4. LLM‑Driven Knowledge Extraction & Parameter Completion – Large language models are employed in two stages: (a) parsing unstructured CTI reports and tool documentation to automatically generate the catalog of attack actions; (b) filling missing parameters (file paths, port numbers, credential placeholders) in the planner’s output, tailoring the plan to the specific target environment. This replaces the labor‑intensive manual TTP‑to‑action mapping performed by experts.
5. Aurora System – The end‑to‑end pipeline (CTI → action catalog → planning → Python script generation → automatic execution) is implemented as an open‑source framework. Aurora extracted over 5,500 actions from five popular third‑party tools and constructed more than 2,500 attack chains based on 250 recent CTI reports, yielding a dataset 15× larger than the leading expert‑crafted benchmark.

Evaluation
The authors compare Aurora against existing automated planners (e.g., ChainReactor) and against human‑crafted playbooks on four metrics: (i) actionability (presence of concrete commands), (ii) causal coherence (precondition/effect consistency), (iii) diversity (variety of ATT&CK TTP combinations), and (iv) scalability (ease of adding new tools/techniques). Aurora outperforms baselines on all metrics, achieving a 92 % causal‑coherence rate versus ~45 % for prior work, and providing executable scripts for 100 % of its actions.
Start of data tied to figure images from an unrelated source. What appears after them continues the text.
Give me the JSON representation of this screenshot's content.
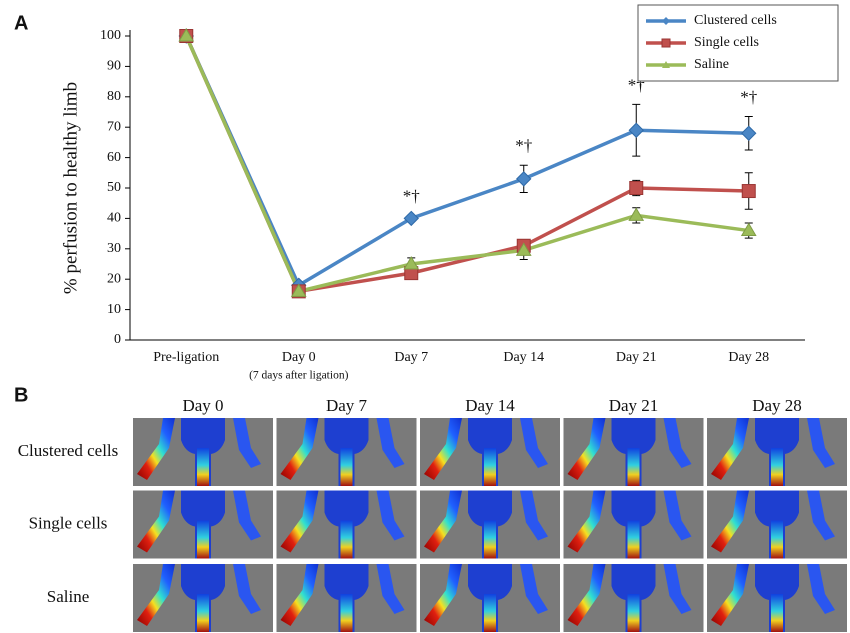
{
  "panel_labels": [
    "A",
    "B"
  ],
  "chart_data": {
    "type": "line",
    "ylabel": "% perfusion to healthy limb",
    "categories": [
      "Pre-ligation",
      "Day 0",
      "Day 7",
      "Day 14",
      "Day 21",
      "Day 28"
    ],
    "category_sublabels": [
      null,
      "(7 days after ligation)",
      null,
      null,
      null,
      null
    ],
    "significance_labels": [
      null,
      null,
      "*†",
      "*†",
      "*†",
      "*†"
    ],
    "series": [
      {
        "name": "Clustered cells",
        "color": "#4a86c5",
        "marker": "diamond",
        "values": [
          100,
          18,
          40,
          53,
          69,
          68
        ],
        "errors": [
          null,
          1,
          1,
          4.5,
          8.5,
          5.5
        ]
      },
      {
        "name": "Single cells",
        "color": "#c0504d",
        "marker": "square",
        "values": [
          100,
          16,
          22,
          31,
          50,
          49
        ],
        "errors": [
          null,
          1,
          1,
          1,
          2.5,
          6
        ]
      },
      {
        "name": "Saline",
        "color": "#9bbb59",
        "marker": "triangle",
        "values": [
          100,
          16,
          25,
          29.5,
          41,
          36
        ],
        "errors": [
          null,
          1,
          2,
          3,
          2.5,
          2.5
        ]
      }
    ],
    "ylim": [
      0,
      100
    ],
    "yticks": [
      0,
      10,
      20,
      30,
      40,
      50,
      60,
      70,
      80,
      90,
      100
    ],
    "grid": false,
    "legend": "top-right"
  },
  "image_grid": {
    "columns": [
      "Day 0",
      "Day 7",
      "Day 14",
      "Day 21",
      "Day 28"
    ],
    "rows": [
      "Clustered cells",
      "Single cells",
      "Saline"
    ]
  }
}
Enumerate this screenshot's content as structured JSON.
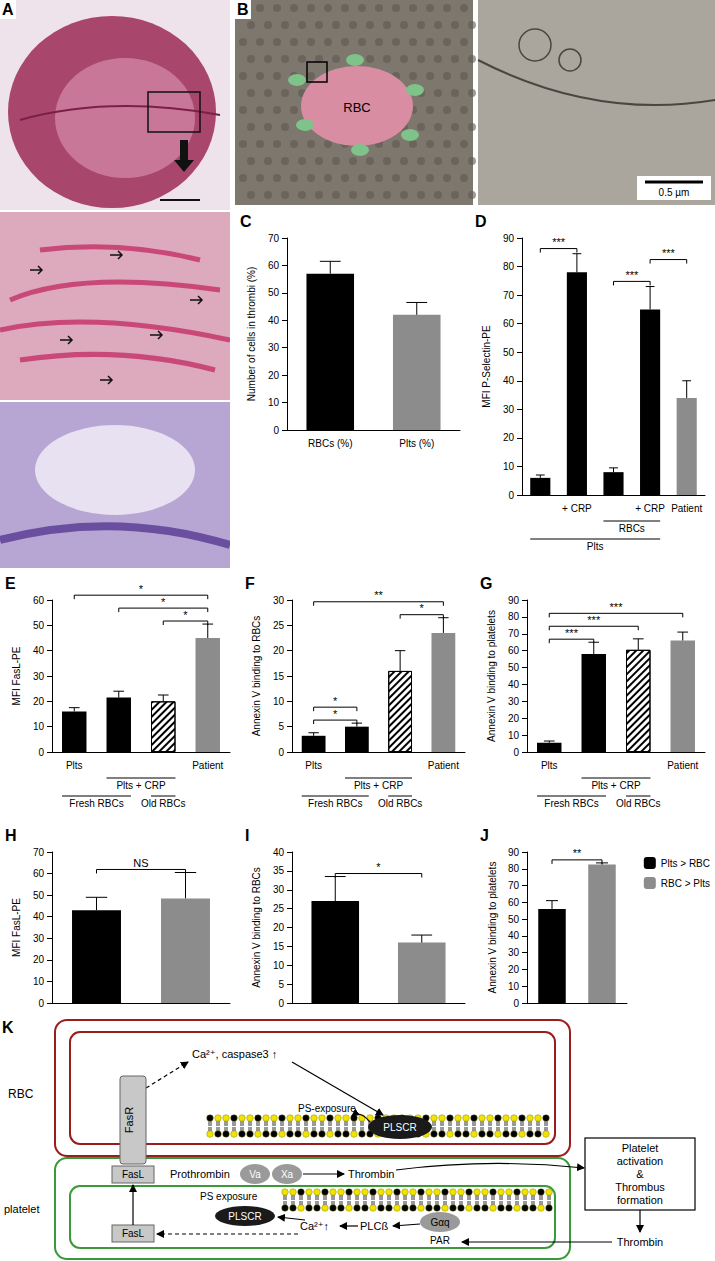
{
  "panels": {
    "A": {
      "label": "A"
    },
    "B": {
      "label": "B",
      "cell": "RBC",
      "scale_bar": "0.5 µm"
    }
  },
  "chart_data": [
    {
      "label": "C",
      "type": "bar",
      "ylabel": "Number of cells in thrombi (%)",
      "categories": [
        "RBCs (%)",
        "Plts (%)"
      ],
      "values": [
        57,
        42
      ],
      "errors": [
        4.5,
        4.5
      ],
      "colors": [
        "#000000",
        "#8c8c8c"
      ],
      "ylim": [
        0,
        70
      ],
      "yticks": [
        0,
        10,
        20,
        30,
        40,
        50,
        60,
        70
      ],
      "grid": false
    },
    {
      "label": "D",
      "type": "bar",
      "ylabel": "MFI P-Selectin-PE",
      "categories": [
        null,
        "+ CRP",
        null,
        "+ CRP",
        "Patient"
      ],
      "values": [
        6,
        78,
        8,
        65,
        34
      ],
      "errors": [
        1,
        6.5,
        1.5,
        8,
        6
      ],
      "colors": [
        "#000000",
        "#000000",
        "#000000",
        "#000000",
        "#8c8c8c"
      ],
      "groups": [
        [
          {
            "label": "RBCs",
            "from": 2,
            "to": 3
          }
        ],
        [
          {
            "label": "Plts",
            "from": 0,
            "to": 3
          }
        ]
      ],
      "significance": [
        {
          "label": "***",
          "from": 0,
          "to": 1
        },
        {
          "label": "***",
          "from": 2,
          "to": 3
        },
        {
          "label": "***",
          "from": 3,
          "to": 4
        }
      ],
      "ylim": [
        0,
        90
      ],
      "yticks": [
        0,
        10,
        20,
        30,
        40,
        50,
        60,
        70,
        80,
        90
      ],
      "grid": false
    },
    {
      "label": "E",
      "type": "bar",
      "ylabel": "MFI FasL-PE",
      "categories": [
        "Plts",
        null,
        null,
        "Patient"
      ],
      "values": [
        16,
        21.5,
        20,
        45
      ],
      "errors": [
        1.5,
        2.5,
        2.5,
        5.5
      ],
      "colors": [
        "#000000",
        "#000000",
        "#000000",
        "#8c8c8c"
      ],
      "groups": [
        [
          {
            "label": "Plts + CRP",
            "from": 1,
            "to": 2
          }
        ],
        [
          {
            "label": "Fresh RBCs",
            "from": 0,
            "to": 1
          },
          {
            "label": "Old RBCs",
            "from": 2,
            "to": 2
          }
        ]
      ],
      "significance": [
        {
          "label": "*",
          "from": 2,
          "to": 3
        },
        {
          "label": "*",
          "from": 1,
          "to": 3
        },
        {
          "label": "*",
          "from": 0,
          "to": 3
        }
      ],
      "ylim": [
        0,
        60
      ],
      "yticks": [
        0,
        10,
        20,
        30,
        40,
        50,
        60
      ],
      "grid": false
    },
    {
      "label": "F",
      "type": "bar",
      "ylabel": "Annexin V binding to RBCs",
      "categories": [
        "Plts",
        null,
        null,
        "Patient"
      ],
      "values": [
        3.2,
        5,
        16,
        23.5
      ],
      "errors": [
        0.6,
        0.7,
        4,
        3
      ],
      "colors": [
        "#000000",
        "#000000",
        "#000000",
        "#8c8c8c"
      ],
      "groups": [
        [
          {
            "label": "Plts + CRP",
            "from": 1,
            "to": 2
          }
        ],
        [
          {
            "label": "Fresh RBCs",
            "from": 0,
            "to": 1
          },
          {
            "label": "Old RBCs",
            "from": 2,
            "to": 2
          }
        ]
      ],
      "significance": [
        {
          "label": "*",
          "from": 0,
          "to": 1
        },
        {
          "label": "*",
          "from": 0,
          "to": 1
        },
        {
          "label": "*",
          "from": 2,
          "to": 3
        },
        {
          "label": "**",
          "from": 0,
          "to": 3
        }
      ],
      "ylim": [
        0,
        30
      ],
      "yticks": [
        0,
        5,
        10,
        15,
        20,
        25,
        30
      ],
      "grid": false
    },
    {
      "label": "G",
      "type": "bar",
      "ylabel": "Annexin V binding to platelets",
      "categories": [
        "Plts",
        null,
        null,
        "Patient"
      ],
      "values": [
        5.5,
        58,
        60.5,
        66
      ],
      "errors": [
        1,
        7,
        6.5,
        5
      ],
      "colors": [
        "#000000",
        "#000000",
        "#000000",
        "#8c8c8c"
      ],
      "groups": [
        [
          {
            "label": "Plts + CRP",
            "from": 1,
            "to": 2
          }
        ],
        [
          {
            "label": "Fresh RBCs",
            "from": 0,
            "to": 1
          },
          {
            "label": "Old RBCs",
            "from": 2,
            "to": 2
          }
        ]
      ],
      "significance": [
        {
          "label": "***",
          "from": 0,
          "to": 1
        },
        {
          "label": "***",
          "from": 0,
          "to": 2
        },
        {
          "label": "***",
          "from": 0,
          "to": 3
        }
      ],
      "ylim": [
        0,
        90
      ],
      "yticks": [
        0,
        10,
        20,
        30,
        40,
        50,
        60,
        70,
        80,
        90
      ],
      "grid": false
    },
    {
      "label": "H",
      "type": "bar",
      "ylabel": "MFI FasL-PE",
      "categories": [
        null,
        null
      ],
      "values": [
        43,
        48.5
      ],
      "errors": [
        6,
        12
      ],
      "colors": [
        "#000000",
        "#8c8c8c"
      ],
      "significance": [
        {
          "label": "NS",
          "from": 0,
          "to": 1
        }
      ],
      "ylim": [
        0,
        70
      ],
      "yticks": [
        0,
        10,
        20,
        30,
        40,
        50,
        60,
        70
      ],
      "grid": false
    },
    {
      "label": "I",
      "type": "bar",
      "ylabel": "Annexin V binding to RBCs",
      "categories": [
        null,
        null
      ],
      "values": [
        27,
        16
      ],
      "errors": [
        6.5,
        2
      ],
      "colors": [
        "#000000",
        "#8c8c8c"
      ],
      "significance": [
        {
          "label": "*",
          "from": 0,
          "to": 1
        }
      ],
      "ylim": [
        0,
        40
      ],
      "yticks": [
        0,
        5,
        10,
        15,
        20,
        25,
        30,
        35,
        40
      ],
      "grid": false
    },
    {
      "label": "J",
      "type": "bar",
      "ylabel": "Annexin V binding to platelets",
      "series": [
        {
          "name": "Plts > RBC",
          "color": "#000000",
          "values": [
            56
          ],
          "errors": [
            5
          ]
        },
        {
          "name": "RBC > Plts",
          "color": "#8c8c8c",
          "values": [
            82.5
          ],
          "errors": [
            1
          ]
        }
      ],
      "significance": [
        {
          "label": "**",
          "from": 0,
          "to": 1
        }
      ],
      "legend": "right",
      "ylim": [
        0,
        90
      ],
      "yticks": [
        0,
        10,
        20,
        30,
        40,
        50,
        60,
        70,
        80,
        90
      ],
      "grid": false
    }
  ],
  "diagram": {
    "label": "K",
    "cells": {
      "rbc": "RBC",
      "platelet": "platelet"
    },
    "rbc": {
      "signal": "Ca²⁺, caspase3 ↑",
      "receptor": "FasR",
      "exposure": "PS-exposure",
      "scramblase": "PLSCR"
    },
    "platelet": {
      "ligand_surface": "FasL",
      "ligand_internal": "FasL",
      "exposure": "PS exposure",
      "scramblase": "PLSCR",
      "calcium": "Ca²⁺↑",
      "enzyme": "PLCß",
      "g_protein": "Gαq",
      "receptor": "PAR"
    },
    "coagulation": {
      "substrate": "Prothrombin",
      "factors": [
        "Va",
        "Xa"
      ],
      "product": "Thrombin"
    },
    "outcome": [
      "Platelet",
      "activation",
      "&",
      "Thrombus",
      "formation"
    ],
    "feedback": "Thrombin"
  }
}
To demonstrate the practical impact, the newly generated dataset is used to evaluate three state‑of‑the‑art IDSs (a DeepLog‑style sequence model, a Zeek‑based rule engine, and a Graph Neural Network detector). All three systems show a notable drop in detection performance (≈15 % lower accuracy) compared with results obtained on older benchmark datasets, underscoring the importance of up‑to‑date, realistic attack emulations for robust IDS assessment.

Limitations & Future Work
Aurora assumes complete knowledge of the target environment (OS, vulnerabilities, network topology). It does not yet handle planning under uncertainty or dynamic changes during execution. The LLM‑generated parameters may occasionally be incorrect, suggesting a need for post‑generation verification. Future research directions include (a) extending the planner to operate with partial information, (b) integrating formal verification or sandbox feedback to validate LLM outputs, and (c) enabling real‑time adaptive replanning as the environment evolves.

Conclusion
The paper presents Aurora, the first system that unifies symbolic planning with large language models to automatically generate and execute causally coherent, customizable, and fully actionable cyber‑attack chains from raw CTI reports. By releasing a large, up‑to‑date attack dataset, the authors provide a valuable benchmark for the security community and set a new baseline for automated cyber‑attack emulation research.